Respiratory syncytial virus is a common viral infection in infants, with almost all children being infected in their first two years. Premature babies are particularly at risk, as are those with underlying heart and lung conditions. There is no broad spectrum antiviral agent that successfully treats the virus, and thus passive immunoprophylaxis is the only way to reduce hospitalisation rates.

One such antibody, Synagis (palivizumab), is already available but it does not provide complete protection or inhibit the virus from replicating in the upper respiratory tract.

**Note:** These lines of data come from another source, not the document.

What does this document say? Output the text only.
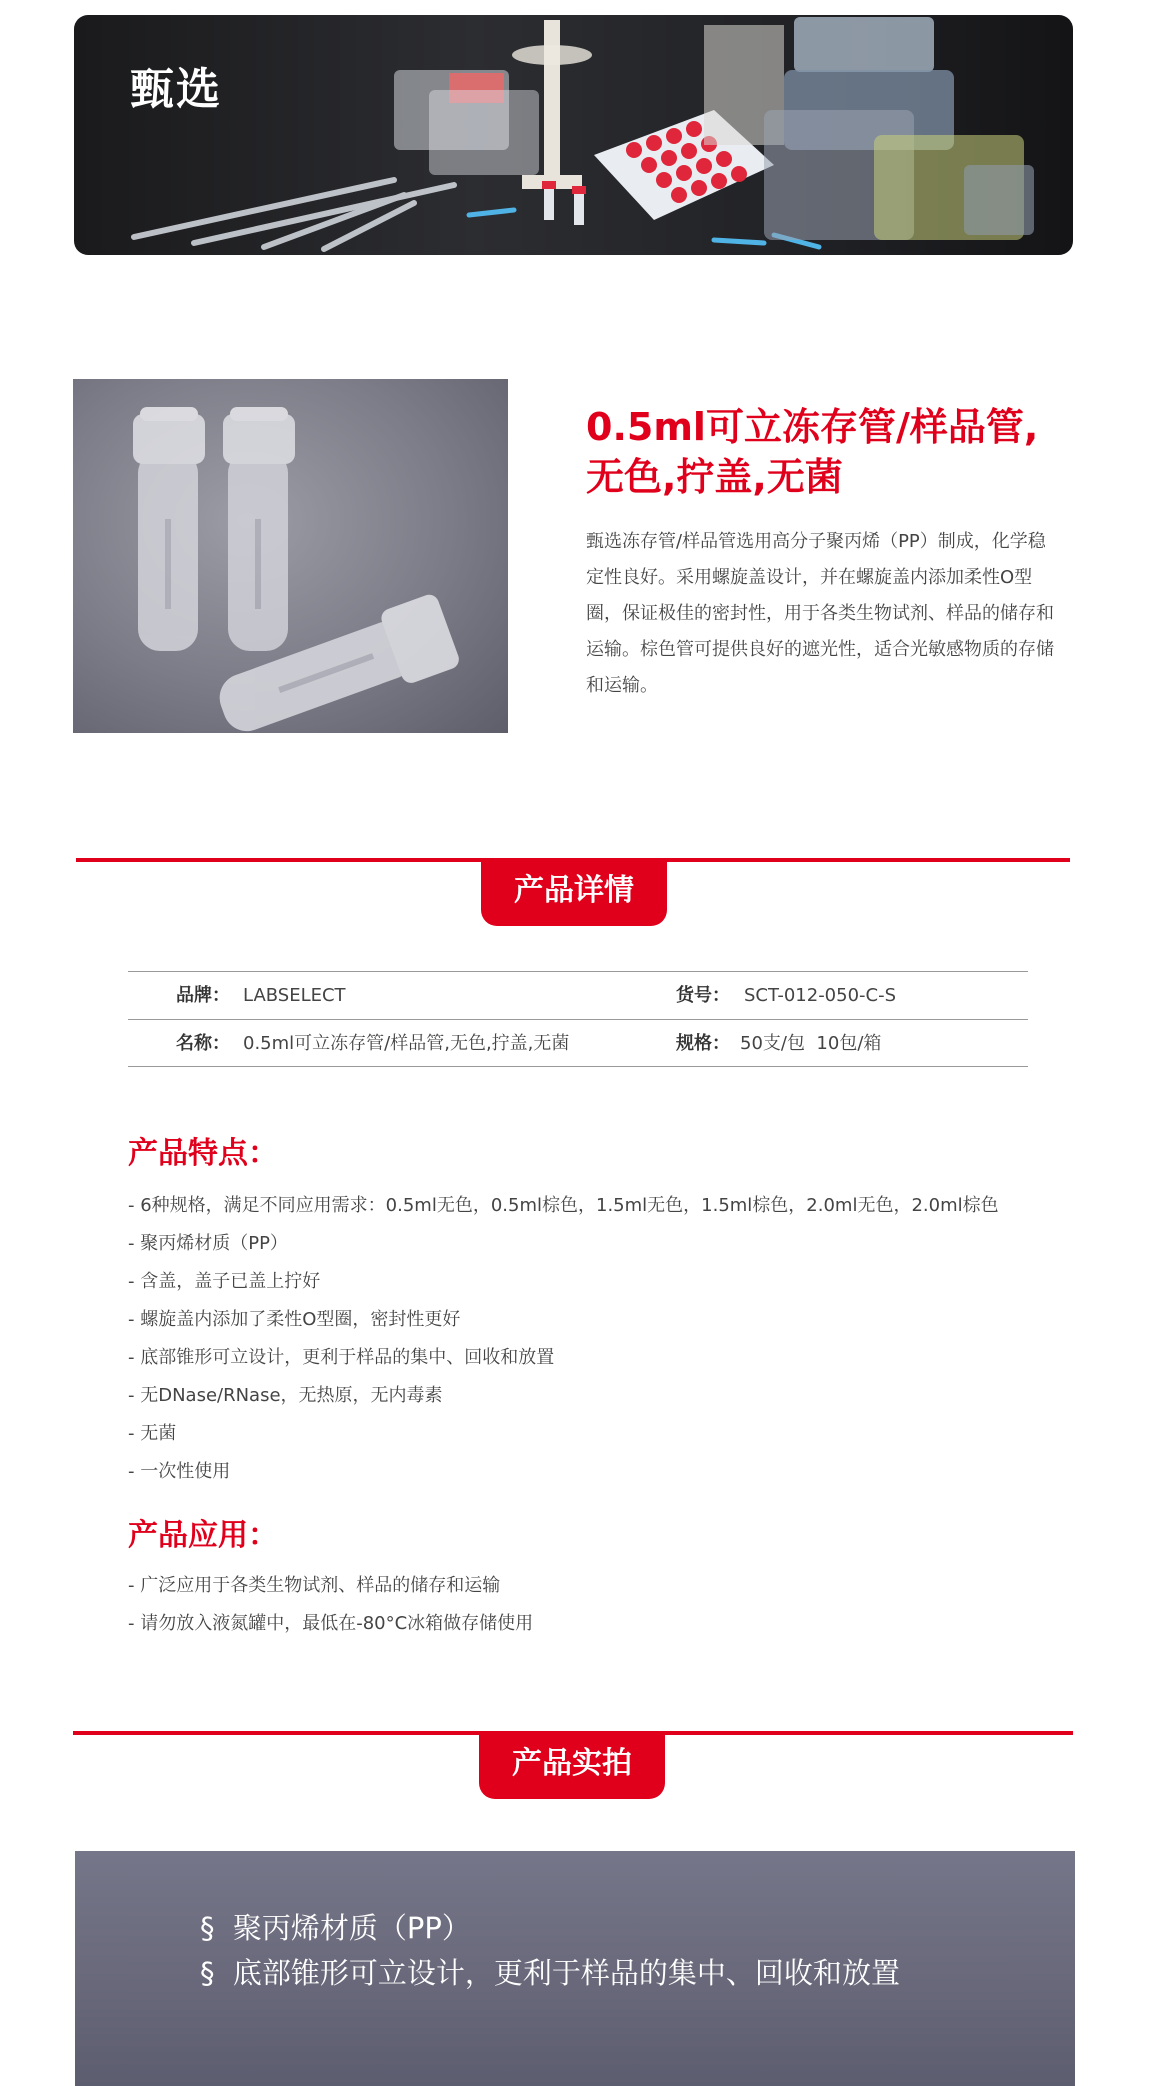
甄选
0.5ml可立冻存管/样品管,无色,拧盖,无菌
甄选冻存管/样品管选用高分子聚丙烯（PP）制成，化学稳定性良好。采用螺旋盖设计，并在螺旋盖内添加柔性O型圈，保证极佳的密封性，用于各类生物试剂、样品的储存和运输。棕色管可提供良好的遮光性，适合光敏感物质的存储和运输。
产品详情
品牌： LABSELECT	货号： SCT-012-050-C-S
名称： 0.5ml可立冻存管/样品管,无色,拧盖,无菌	规格： 50支/包  10包/箱
产品特点：
- 6种规格，满足不同应用需求：0.5ml无色，0.5ml棕色，1.5ml无色，1.5ml棕色，2.0ml无色，2.0ml棕色
- 聚丙烯材质（PP）
- 含盖，盖子已盖上拧好
- 螺旋盖内添加了柔性O型圈，密封性更好
- 底部锥形可立设计，更利于样品的集中、回收和放置
- 无DNase/RNase，无热原，无内毒素
- 无菌
- 一次性使用
产品应用：
- 广泛应用于各类生物试剂、样品的储存和运输
- 请勿放入液氮罐中，最低在-80°C冰箱做存储使用
产品实拍
§  聚丙烯材质（PP）
§  底部锥形可立设计，更利于样品的集中、回收和放置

AstraZeneca (MedImmune) is developing motavizumab as an alternative.¹ The affinity enhanced humanised monoclonal antibody is designed to improve on palivixumab's ability to bind to the virus. In a dose escalation study, 211 children were given 15mg/kg of the antibody in the first RSV season, and in the second season 136 were randomised to receive either motavizumab or palivizumab.² The most commonly reported adverse event was transient erythema at the injection site. No increase in adverse reactions or immunogenicity was seen during or after the second season, which supported further development of the antibody.

Phase III trials have now been carried out. In one, 6,635 preterm infants were given motavizumab or palivizumab; 26% fewer of those treated with the new antibody were hospitalised as a result of RSV infection, and 50% fewer outpatient lower respiratory infections. In another study, 1,410 full term infants under six months were given motavizumab or placebo. Hospitalisations were 83% lower in the antibody group, and outpatient treatment for RSV infection 71% lower. Trials continue.